Thinking of it now, Tate’s jaw turned rock hard, his eyes narrowing, the anger that had been with him for twenty years festering. He’d never gotten to say goodbye to his dad. Edmund had barely spoken a word before coding in the ambulance as it screamed its way to the nearest hospital, where Edmund Tate had been pronounced DOA, one more victim of the bloody massacre.
Even today in what seemed a lifetime later, Wesley felt his own heart twist and his jaw set. He’d been robbed of the father he remembered all too clearly.

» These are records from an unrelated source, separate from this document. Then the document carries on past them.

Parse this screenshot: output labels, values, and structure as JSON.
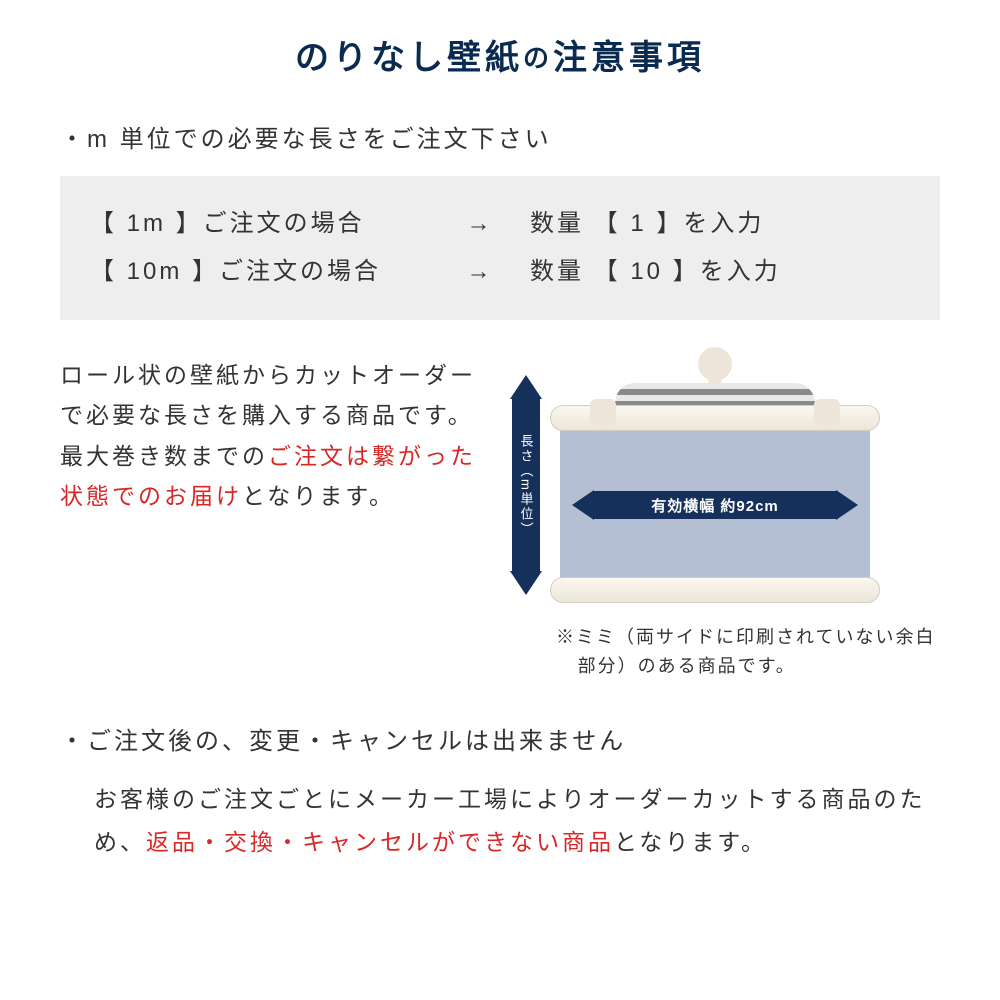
{
  "title": {
    "full": "のりなし壁紙の注意事項",
    "part1": "のりなし壁紙",
    "connector": "の",
    "part2": "注意事項"
  },
  "bullet1": "・m 単位での必要な長さをご注文下さい",
  "example": {
    "row1": {
      "left": "【 1m 】ご注文の場合",
      "arrow": "→",
      "right": "数量 【 1 】を入力"
    },
    "row2": {
      "left": "【 10m 】ご注文の場合",
      "arrow": "→",
      "right": "数量 【 10 】を入力"
    }
  },
  "mid_text": {
    "line1": "ロール状の壁紙からカットオーダーで必要な長さを購入する商品です。最大巻き数までの",
    "red1": "ご注文は繋がった状態でのお届け",
    "line2": "となります。"
  },
  "diagram": {
    "vertical_label": "長さ（m単位）",
    "width_label": "有効横幅 約92cm",
    "mimi_note": "※ミミ（両サイドに印刷されていない余白部分）のある商品です。"
  },
  "bullet2": "・ご注文後の、変更・キャンセルは出来ません",
  "body2": {
    "t1": "お客様のご注文ごとにメーカー工場によりオーダーカットする商品のため、",
    "red": "返品・交換・キャンセルができない商品",
    "t2": "となります。"
  },
  "colors": {
    "navy": "#0a2a50",
    "arrow_navy": "#16305c",
    "red": "#d82727",
    "example_bg": "#eeeeee",
    "paper": "#b5bfd3"
  }
}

Edmund had been a big man, overweight and a smoker, but only forty-seven years old when he’d taken that fateful plunge into the icy water.
Tate’s hands clenched over the bottle. He stared at the ice-covered lake, its smooth surface stretching for half a mile, though tonight the view was cloaked by falling snow. The houses on the far shore were indiscernible, no lights from windows piercing the whispering veil.
He tipped up his bottle and took a long swallow, a cold wind rattling the trees and swirling the icy flakes.
That damned lake.
He’d loved coming here as a kid with his parents and younger sister. It had been a sanctuary, a haven away from the city, a place to explore in times when their small family had bonded and his father’s work was miles away. He’d fished from the old dock, hunted in the surrounding woods, played one-on-one at the rusted hoop planted in the sparse gravel. How many times had the old man let him win?
Of course, that was before the night that had changed everything, he thought, shivering in his stockinged feet. His love for this place had soured, the sanctuary turning to a hated place—heaven turning into hell in the space of a heartbeat.
“Nothing in life is fair,” his mother had reminded him when he’d complained. “He died doing what he loved—protecting others.” Of course Selma Tate had been devastated, too, hiding her bitterness from her children, standing proudly in the icy rain at her husband’s burial, and forcing a smile she didn’t feel when she was presented with a flag as Edmund had served in the marines before becoming a cop and marrying his high school sweetheart.
But, late at night, Wes had heard her crying in her room, over the sound of the country music she played loudly. He, lying on the top bunk in his bedroom, had been able to make out her sobs through the thin walls and hollow-core doors of their condominium.
He rubbed the back of his neck and turned toward the McIntyre estate, but he saw only dark forest looming through the swirling snow. During the day, part of the roof of the big house was visible between the tops of the firs and pines, and when the sun was setting, one could catch the glimmer of fading sunlight on the old panes of the window cut into the top floor, the attic where Kara had sworn she’d been locked.
But tonight it was dark.
Lost in shadows.
While the snow fell softly, an opaque veil hiding the rotting shingles and cracked glass.
God, he hated that place.
He didn’t doubt that Kara McIntyre felt the same.